Em linhas gerais, Juiz de Fora não se difere da realidade existente no país, uma vez
que é possível identificar uma significativa assimetria na distribuição dos
equipamentos culturais, especialmente de museus. Segundo o Instituto de Pesquisa
Econômica Aplicada - IPEA, 73,2% dos municípios brasileiros não possuem museu.
Em outra pesquisa, realizada no ano de 2013, o SESC publicou um apanhado sobre
os públicos de cultura, com dados advindos de 25 Estados brasileiros.
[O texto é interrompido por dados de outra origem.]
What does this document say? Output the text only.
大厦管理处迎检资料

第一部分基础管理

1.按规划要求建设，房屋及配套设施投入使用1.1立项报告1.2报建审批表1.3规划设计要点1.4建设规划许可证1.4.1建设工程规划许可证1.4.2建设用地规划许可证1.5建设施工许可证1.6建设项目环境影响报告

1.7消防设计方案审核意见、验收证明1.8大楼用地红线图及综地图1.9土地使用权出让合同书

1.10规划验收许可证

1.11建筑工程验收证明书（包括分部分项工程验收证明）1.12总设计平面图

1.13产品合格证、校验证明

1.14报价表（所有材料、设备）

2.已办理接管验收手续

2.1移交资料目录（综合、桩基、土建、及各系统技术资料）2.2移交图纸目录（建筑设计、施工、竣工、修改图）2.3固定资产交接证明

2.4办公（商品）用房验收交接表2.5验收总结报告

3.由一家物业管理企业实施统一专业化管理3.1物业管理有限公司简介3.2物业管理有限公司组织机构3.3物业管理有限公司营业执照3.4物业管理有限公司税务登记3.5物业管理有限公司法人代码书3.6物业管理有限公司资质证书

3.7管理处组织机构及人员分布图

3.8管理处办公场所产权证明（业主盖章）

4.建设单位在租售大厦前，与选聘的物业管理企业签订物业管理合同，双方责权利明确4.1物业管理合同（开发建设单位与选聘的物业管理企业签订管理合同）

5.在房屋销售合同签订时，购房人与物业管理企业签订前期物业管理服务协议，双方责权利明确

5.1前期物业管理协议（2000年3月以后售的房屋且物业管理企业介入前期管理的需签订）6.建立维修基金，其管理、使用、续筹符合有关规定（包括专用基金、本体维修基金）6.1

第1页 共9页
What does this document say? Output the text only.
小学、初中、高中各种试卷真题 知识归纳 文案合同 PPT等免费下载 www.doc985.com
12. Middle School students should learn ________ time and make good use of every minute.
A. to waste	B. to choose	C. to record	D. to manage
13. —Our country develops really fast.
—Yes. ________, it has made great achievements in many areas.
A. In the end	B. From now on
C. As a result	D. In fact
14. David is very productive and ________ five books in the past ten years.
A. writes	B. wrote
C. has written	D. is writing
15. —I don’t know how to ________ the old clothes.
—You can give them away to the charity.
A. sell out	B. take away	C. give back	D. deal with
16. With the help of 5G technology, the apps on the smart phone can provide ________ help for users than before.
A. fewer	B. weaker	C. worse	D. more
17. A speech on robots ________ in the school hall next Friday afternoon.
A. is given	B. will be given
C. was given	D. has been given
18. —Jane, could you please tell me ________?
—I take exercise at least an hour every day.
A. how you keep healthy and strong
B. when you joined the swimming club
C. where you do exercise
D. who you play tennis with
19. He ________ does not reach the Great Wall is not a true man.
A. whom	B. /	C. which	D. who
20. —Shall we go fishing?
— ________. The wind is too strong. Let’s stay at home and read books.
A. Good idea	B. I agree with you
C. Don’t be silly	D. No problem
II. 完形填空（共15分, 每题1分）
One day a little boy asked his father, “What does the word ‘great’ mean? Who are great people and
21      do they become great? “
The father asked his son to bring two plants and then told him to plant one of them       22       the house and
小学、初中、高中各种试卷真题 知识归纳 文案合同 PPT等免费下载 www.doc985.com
Foram
aplicadas cerca de 2400 entrevistas e identificou-se que 71% dos brasileiros
entrevistados nunca estiveram em exposições de pintura, escultura e outras artes
em museus ou outros locais afins. Ademais, 70% daqueles ouvidos nunca foram a
uma exposição de fotografia.
O Museu da Farmácia Prof. Lucas Marques de Amaral foi criado por iniciativa do
primeiro Diretor da Faculdade de Farmácia, professor Lucas Marques de Amaral.
Sua fundação data de 1972, período após o desmembramento dos Institutos de
Odontologia e Farmácia, constituintes da então Escola de Farmácia e Odontologia
de Juiz de Fora – EFOJF, e a transferência da Faculdade de Farmácia para o
campus universitário.
Essa separação acabou por criar as condições para que o acervo começasse a ser
formado, tendo em vista que, com a divisão dos órgãos supracitados, novos
equipamentos foram adquiridos pelo curso de Farmácia. Com a intenção de
preservá-los, o professor Lucas guardou todos os objetos, reunindo-os com os
outros que já possuía, provenientes da antiga farmácia de seu pai. Além disso, a
liberação do mercado nacional para a importação de equipamentos modernos na
década de 90, principalmente no setor educacional, contribuiu para que o material
utilizado nas aulas se tornasse obsoleto para o ensino. Logo, o acervo foi
complementado por peças da antiga escola de Farmácia e Odontologia, do
laboratório de física da antiga Faculdade de Engenharia e também por doações de
farmacêuticos, funcionários e até mesmo de alunos.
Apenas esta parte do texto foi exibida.